An example of this is the construction of an order book in a real time trading system, VERY impractical in an array only language.
However if the array could overlaid with a linked list, then the orders could be “appended” on receipt (fast) and a linked list used to update the sort order, so the order book can be traversed very efficiently by attributes such as Price/Time.
Without it, one must sort the order book to find the best Price/Time for matching … and repeat that on each new order received.
I do use C for this for matching engine rules, but have often thought a linked list overlay would be a very powerful way to maintain an ordered array for such a purpose.
…/Regards Rob
For multi-key indexing, what you would do instead is maintain multiple
"generations" of the data. The big/slow instance gets updated rarely
(folding in the fast/small instance and doing the sorts then during
those updates). At read time you check both of them. The update
overhead here winds up being analogous to the garbage collection
overhead for linked lists. And the traversal overhead can vary - both
linked lists and arrays have overhead, though the details differ, but
in my experience it's straightforward to get the array code to perform
quickly.
Thanks,
--
Raul
Fast append is no issue, appends can be very fast as you suggest. The issue is to maintain an ordering attribute that is fast/custom for each use case (in my case an incoming order).
Linked Lists work very effectively, although having said that I would not try to write a fast matching engine in J.
The overhead associated with the multi key indexing you describe below is impractical for low latency matching, and avoided by managing a free space list for bucket re-use.
I still believe that both an ordering attribute and also a dictionary, would be very useful assets to an array language, but would need to be implemented “natively” within the language to be fully useful (not an add-on, but part of the language notation, as per kdb+ for dictionaries for example).
Thanks Raul, Rob
In kdb+ the “table” datatype is built atop the “dictionary” data type… a table may be perceived as a list of dictionaries (Key value pairs) that are Columns/Values. I’ll send you a paper offline that shows this.
Thanks, Regards Rob
Why do you say that? (How big of a dataset does your UI represent? How
fast is data arriving?
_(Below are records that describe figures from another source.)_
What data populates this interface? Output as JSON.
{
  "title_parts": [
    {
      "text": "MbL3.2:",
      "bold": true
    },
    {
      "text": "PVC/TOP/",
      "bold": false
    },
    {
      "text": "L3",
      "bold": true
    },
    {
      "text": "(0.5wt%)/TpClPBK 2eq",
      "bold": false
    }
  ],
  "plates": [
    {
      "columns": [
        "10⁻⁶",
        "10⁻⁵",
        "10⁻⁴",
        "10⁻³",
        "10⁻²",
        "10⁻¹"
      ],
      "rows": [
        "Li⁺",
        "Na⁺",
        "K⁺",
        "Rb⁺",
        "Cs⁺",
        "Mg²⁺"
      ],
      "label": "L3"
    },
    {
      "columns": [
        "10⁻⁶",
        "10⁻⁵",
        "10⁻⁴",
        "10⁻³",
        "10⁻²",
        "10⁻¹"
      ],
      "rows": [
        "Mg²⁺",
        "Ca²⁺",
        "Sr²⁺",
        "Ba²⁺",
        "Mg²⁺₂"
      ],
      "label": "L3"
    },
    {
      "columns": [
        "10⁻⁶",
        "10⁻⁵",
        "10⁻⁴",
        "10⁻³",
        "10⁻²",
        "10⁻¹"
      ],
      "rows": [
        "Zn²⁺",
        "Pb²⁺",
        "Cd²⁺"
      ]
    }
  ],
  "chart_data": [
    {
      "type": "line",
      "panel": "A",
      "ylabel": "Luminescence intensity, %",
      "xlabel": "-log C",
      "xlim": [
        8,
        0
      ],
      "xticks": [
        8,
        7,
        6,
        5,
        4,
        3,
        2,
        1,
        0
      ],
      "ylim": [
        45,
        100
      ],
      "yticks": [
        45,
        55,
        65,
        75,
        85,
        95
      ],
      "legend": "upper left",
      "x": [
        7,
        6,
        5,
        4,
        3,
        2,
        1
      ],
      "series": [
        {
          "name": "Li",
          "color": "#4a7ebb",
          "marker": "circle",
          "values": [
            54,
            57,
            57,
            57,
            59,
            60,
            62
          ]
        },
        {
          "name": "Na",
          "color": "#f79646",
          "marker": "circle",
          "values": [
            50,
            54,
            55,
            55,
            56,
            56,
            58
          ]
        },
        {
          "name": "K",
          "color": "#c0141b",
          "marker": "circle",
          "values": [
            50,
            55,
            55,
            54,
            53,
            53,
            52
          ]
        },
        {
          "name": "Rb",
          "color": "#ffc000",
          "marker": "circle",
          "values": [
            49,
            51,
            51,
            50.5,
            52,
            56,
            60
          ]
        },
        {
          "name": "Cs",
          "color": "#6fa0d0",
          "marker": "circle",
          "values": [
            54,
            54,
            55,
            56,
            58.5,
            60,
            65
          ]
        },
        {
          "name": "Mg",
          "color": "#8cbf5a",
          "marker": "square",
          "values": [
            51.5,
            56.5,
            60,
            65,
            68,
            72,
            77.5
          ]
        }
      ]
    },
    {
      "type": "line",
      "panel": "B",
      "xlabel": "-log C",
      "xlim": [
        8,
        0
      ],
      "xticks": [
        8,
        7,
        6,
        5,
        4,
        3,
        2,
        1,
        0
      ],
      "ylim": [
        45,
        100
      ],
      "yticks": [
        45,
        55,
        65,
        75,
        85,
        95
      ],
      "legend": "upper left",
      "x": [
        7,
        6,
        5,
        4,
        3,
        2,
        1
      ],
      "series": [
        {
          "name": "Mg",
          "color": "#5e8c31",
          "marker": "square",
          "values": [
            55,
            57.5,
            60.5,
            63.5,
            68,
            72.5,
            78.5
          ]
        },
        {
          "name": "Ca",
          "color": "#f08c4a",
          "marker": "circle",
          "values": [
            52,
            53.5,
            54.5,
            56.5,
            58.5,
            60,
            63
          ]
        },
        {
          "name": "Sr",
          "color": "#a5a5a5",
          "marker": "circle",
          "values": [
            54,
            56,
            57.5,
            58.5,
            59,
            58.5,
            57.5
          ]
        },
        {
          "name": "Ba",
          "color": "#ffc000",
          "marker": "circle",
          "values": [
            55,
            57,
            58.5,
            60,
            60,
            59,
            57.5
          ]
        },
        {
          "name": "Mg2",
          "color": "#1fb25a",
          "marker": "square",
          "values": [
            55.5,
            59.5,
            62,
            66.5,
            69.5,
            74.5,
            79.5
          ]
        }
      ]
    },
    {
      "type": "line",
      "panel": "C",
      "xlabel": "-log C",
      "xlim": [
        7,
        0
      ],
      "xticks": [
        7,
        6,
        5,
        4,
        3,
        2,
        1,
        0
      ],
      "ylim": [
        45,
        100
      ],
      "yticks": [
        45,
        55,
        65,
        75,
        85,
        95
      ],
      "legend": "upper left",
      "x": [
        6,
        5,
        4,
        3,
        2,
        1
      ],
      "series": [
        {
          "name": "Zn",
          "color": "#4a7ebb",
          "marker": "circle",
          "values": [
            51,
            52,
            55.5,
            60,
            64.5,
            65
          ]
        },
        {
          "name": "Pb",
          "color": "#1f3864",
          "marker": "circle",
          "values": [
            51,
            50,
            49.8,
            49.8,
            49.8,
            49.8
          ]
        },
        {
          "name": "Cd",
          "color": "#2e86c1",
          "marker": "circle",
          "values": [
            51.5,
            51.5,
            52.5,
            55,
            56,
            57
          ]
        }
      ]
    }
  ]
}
And, if it's large, what are you showing to
your users?)
With a linked list, you have array elements scattered throughout
memory, which tends to result in high overhead from cache misses.
With an array, you have array elements densely packed, which gives
high cache coherency.
And, for something like list/array traversal, cache misses are order
of magnitude more expensive than computation.
(So it sounds like you might be working off of untested rumor, or
maybe that your benchmarks did not involve good implementations or did
not involve large data sets.)
As a general rule, sorting does not take perceivable time in J unless
you're working with datasets which are large enough that they would
take years for one person to enter manually. (Or unless we're talking
about secondary effects -- if it takes 30 milliseconds to sort a large
dataset and you're doing animation such that you only have 10
milliseconds to prepare the next frame of imagery, that's a real
problem, and getting things to work right there takes some effort and
some complicating simplifications.)
Put different: working with these kinds of issues can be tricky, and
can involve issues that many people are not prepared to deal with.
Consequently, people tend to favor a working implementation over any
other implementation (which is fine, but it's a bad idea to generalize
about reasons when you cannot adequately observe what you're working
with). But we also get people repeating ideas (and working off of
ideas) which don't actually play out in practice.
On the other side of things, though, there's another issue to think
about when working with J, which is the single threaded character of
the implementation. Ideally, for UI work and significant computation,
you want the UI to work independent from the computational engine --
the reason is that machines fail often enough and in so many different
ways that people need to be reassured that the thing is still working.
So, with J that might mean something like a javascript based UI and
JHS.
> I still believe that both an ordering attribute and also a
> dictionary, would be very useful assets to an array language, but
> would need to be implemented “natively” within the language to be
> fully useful (not an add-on, but part of the language notation, as
> per kdb+ for dictionaries for example).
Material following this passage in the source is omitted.